Comme je le mentionnais tout à l’heure, c’est environ 7 mois de préparation qu’il m’a fallu. C’est à la fois peu et beaucoup mais pour savoir quoi apporter comme équipement, matériel, nourriture, ça prend du temps et des recherches. Et aussi trouver et convaincre les commanditaires. Savais-tu que 15 jours avant de partir, je n’avais toujours pas trouvé de commanditaire pour mon canot !

La solitude lors de ton voyage était-elle dure à gérer ?

Non. Pas pour moi. Il est certain qu’on est tous très différent. Mais la solitude que je suis venu chercher finalement, m’aide à me retrouver avec moi-même, ne pas avoir d’influence de quiconque. Seul, on refait sa vie, on remet en cause bien des théories sur le monde extérieur. On se questionne et on espère que le voyage nous donnera ses réponses. Mais on est content de croiser le regard de quelqu’un après un long moment seul, face à la nature.

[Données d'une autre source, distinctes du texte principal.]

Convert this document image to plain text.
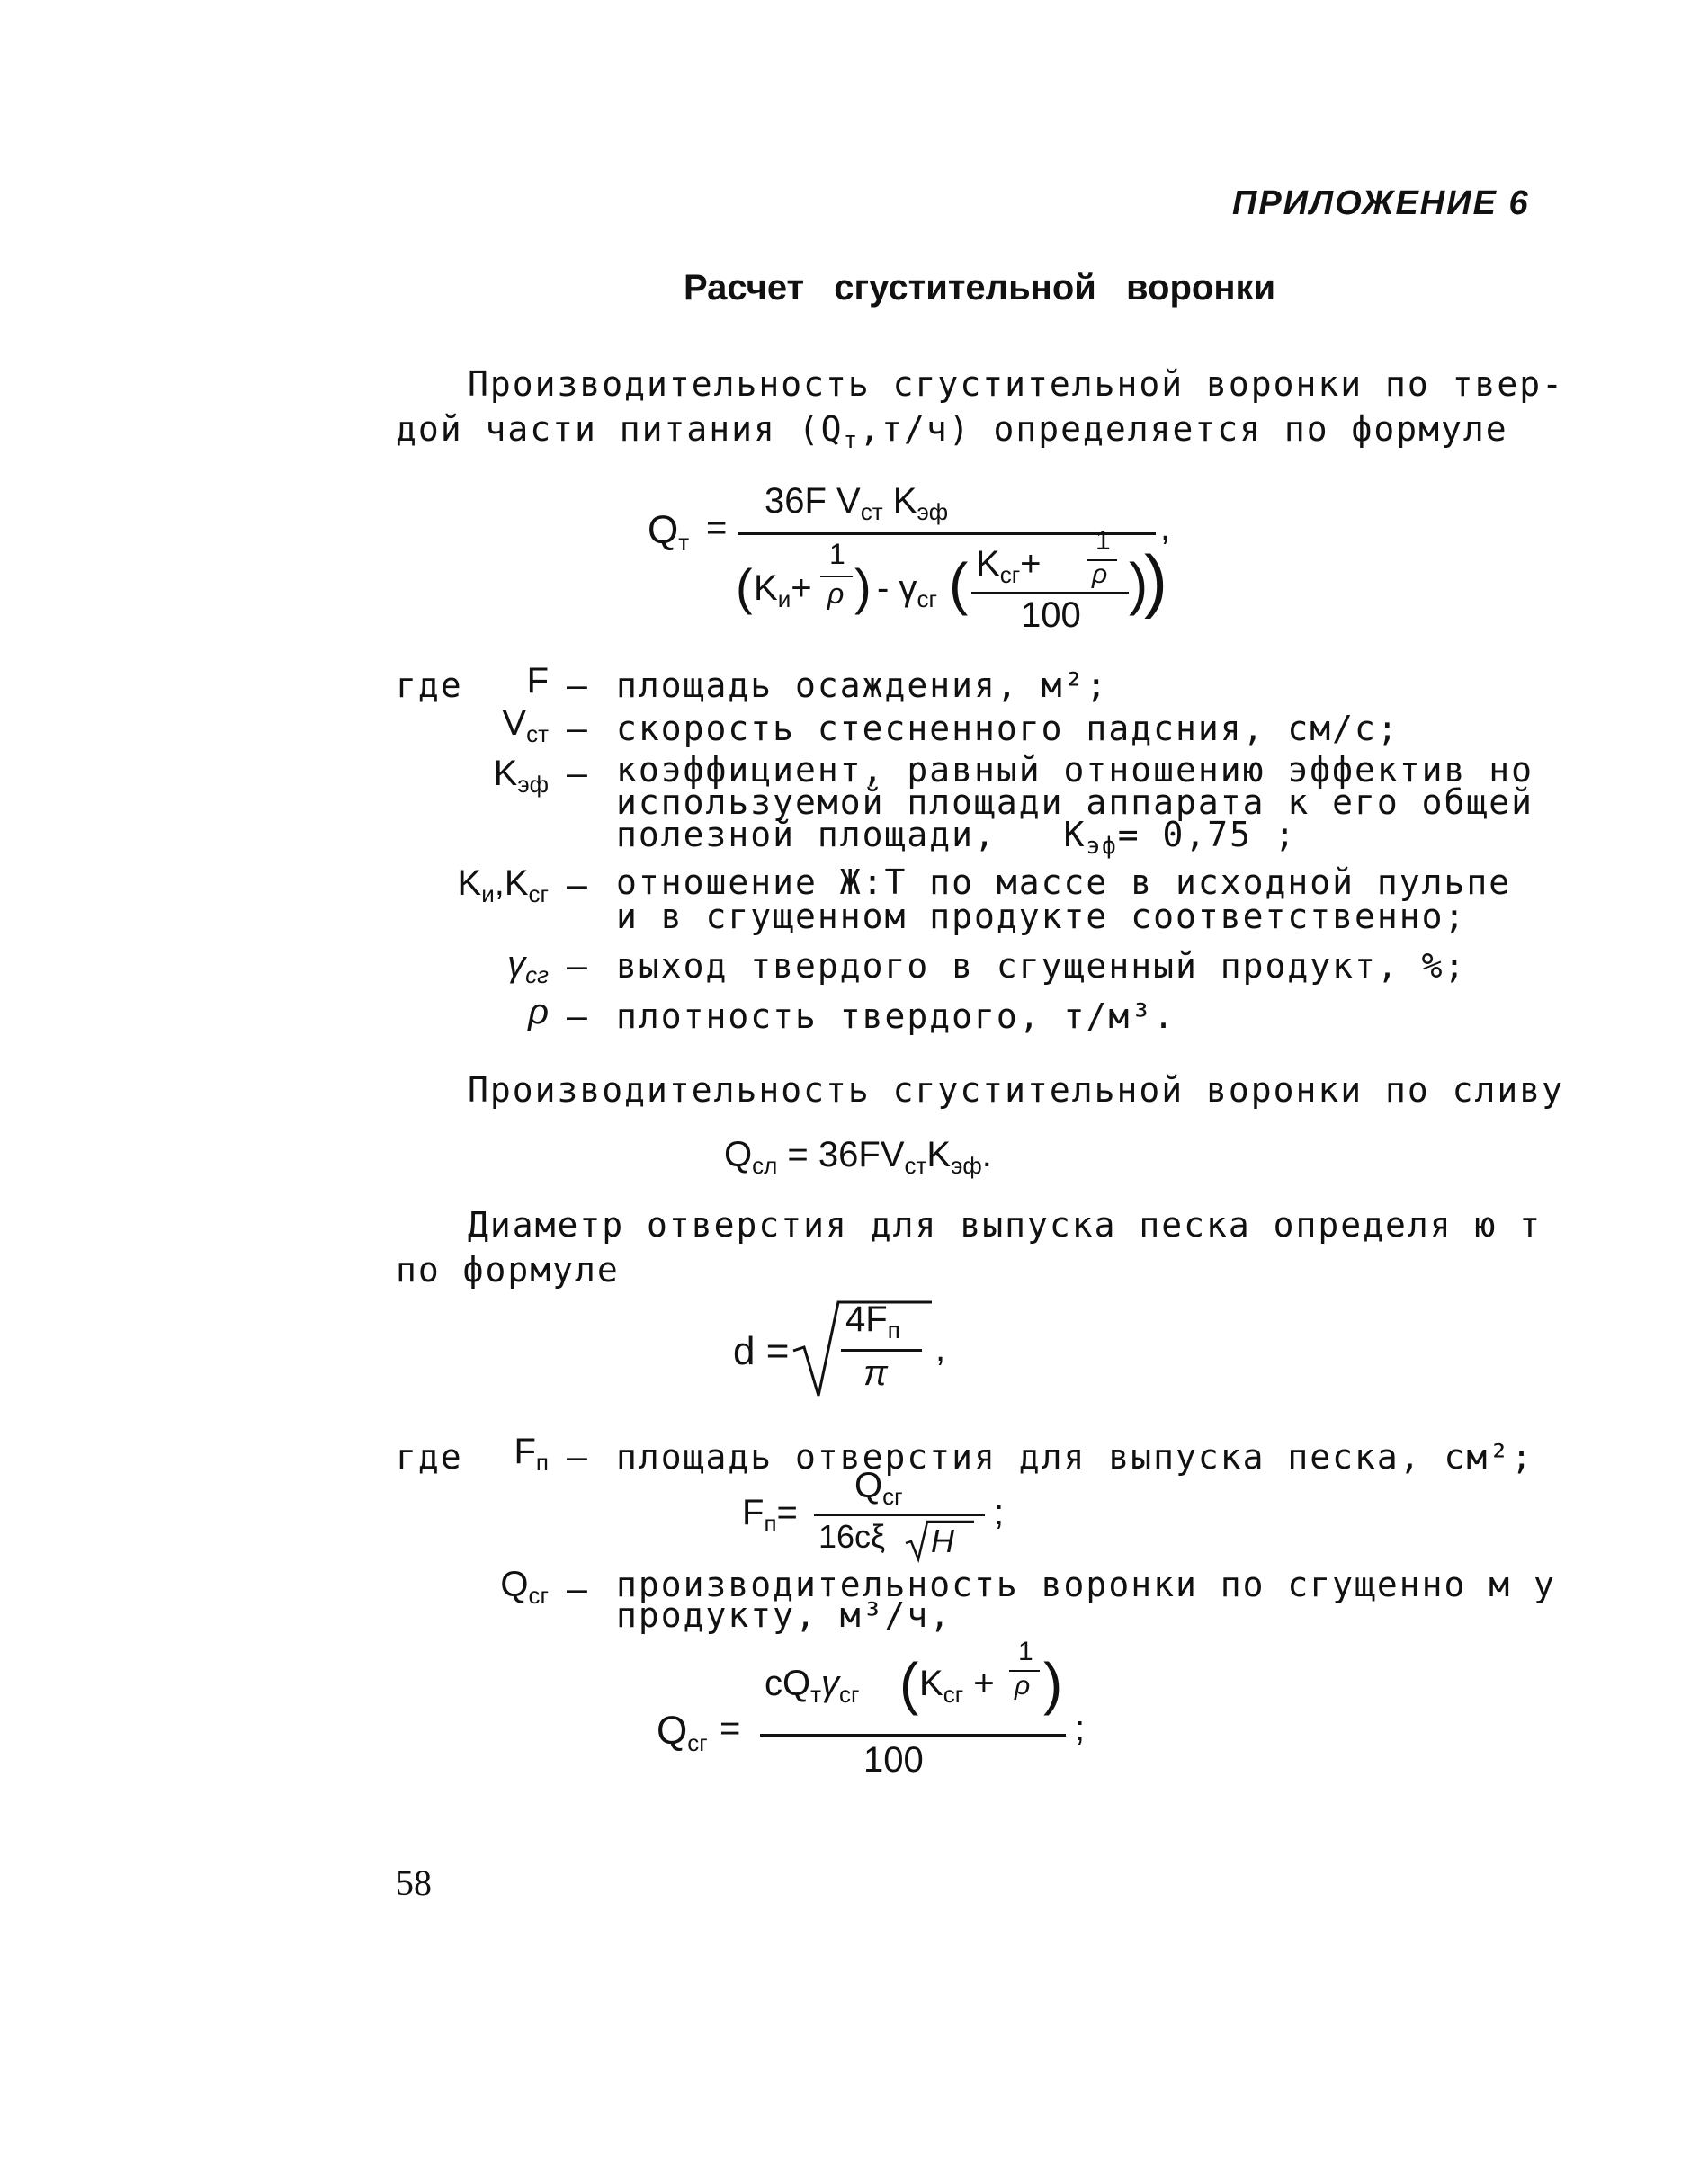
ПРИЛОЖЕНИЕ 6
Расчет сгустительной воронки
Производительность сгустительной воронки по твер-
дой части питания $(Q_т,т/ч)$ определяется по формуле
$Q_т$ =
36F $V_{ст}$ $K_{эф}$	,
( $K_и+$
1
ρ ) - $\gamma_{сг}$ ( $K_{сг}+$
1
ρ
100 )
)
где	F – площадь осаждения, м²;
$V_{ст}$ – скорость стесненного падсния, см/с;
$K_{эф}$ – коэффициент, равный отношению эффектив но
используемой площади аппарата к его общей
полезной площади,   $K_{эф}= 0,75$ ;
$K_и,K_{сг}$ – отношение Ж:Т по массе в исходной пульпе
и в сгущенном продукте соответственно;
$\gamma_{сг}$ – выход твердого в сгущенный продукт, %;
ρ – плотность твердого, т/м³.
Производительность сгустительной воронки по сливу
$Q_{сл} = 36FV_{ст}K_{эф}$.
Диаметр отверстия для выпуска песка определя ю т
по формуле
d =
$4F_п$
π
,
где	$F_п$ – площадь отверстия для выпуска песка, см²;
$F_п=$
$Q_{сг}$
16cξ H
;
$Q_{сг}$ – производительность воронки по сгущенно м у
продукту, м³/ч,
$Q_{сг}$ =
$cQ_т\gamma_{сг}$ ( $K_{сг}$ +
1
ρ )
100
;
58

Expatrié au Québec depuis 2011, qu’elle est ton endroit par excellence pour aller passer un weekend en nature ?

Il est certain que le Québec nous propose ses parcs provinciaux et le Canada ses parcs nationaux. Passer un weekend par exemple dans le parc de la Mauricie au bord d’un lac dans sa toile de tente et son feu de camp, bien caché dans un endroit où nous serons allés à l’aide d’un canot ou d’un hydravion est pour moi le summum !

Pourquoi avoir choisi le Québec comme maison d’accueil plutôt que la Colombie-Britannique par exemple ?

Simplement parce que je ne parle pas beaucoup anglais et qu’au Québec on parle le « français »… enfin, le Québécois ! Sinon c’est sur je me serai probablement tourné vers un paysage plus escarpé. Mais mon choix a été là encore murement réfléchi et je ne le regrette pas. Je garde finalement les paysages escarpés pour mes aventures au grand air !

Est-ce que tu envisages de t’installer définitivement au Québec ?

Je pense que je ne suis déjà pas mal installé depuis 5 ans maintenant et citoyen Canadien depuis 1 an. J’ai acheté une maison en avril et pour le mois d’Aout on attend un bébé. Je pense qu’on ne peut pas beaucoup faire mieux !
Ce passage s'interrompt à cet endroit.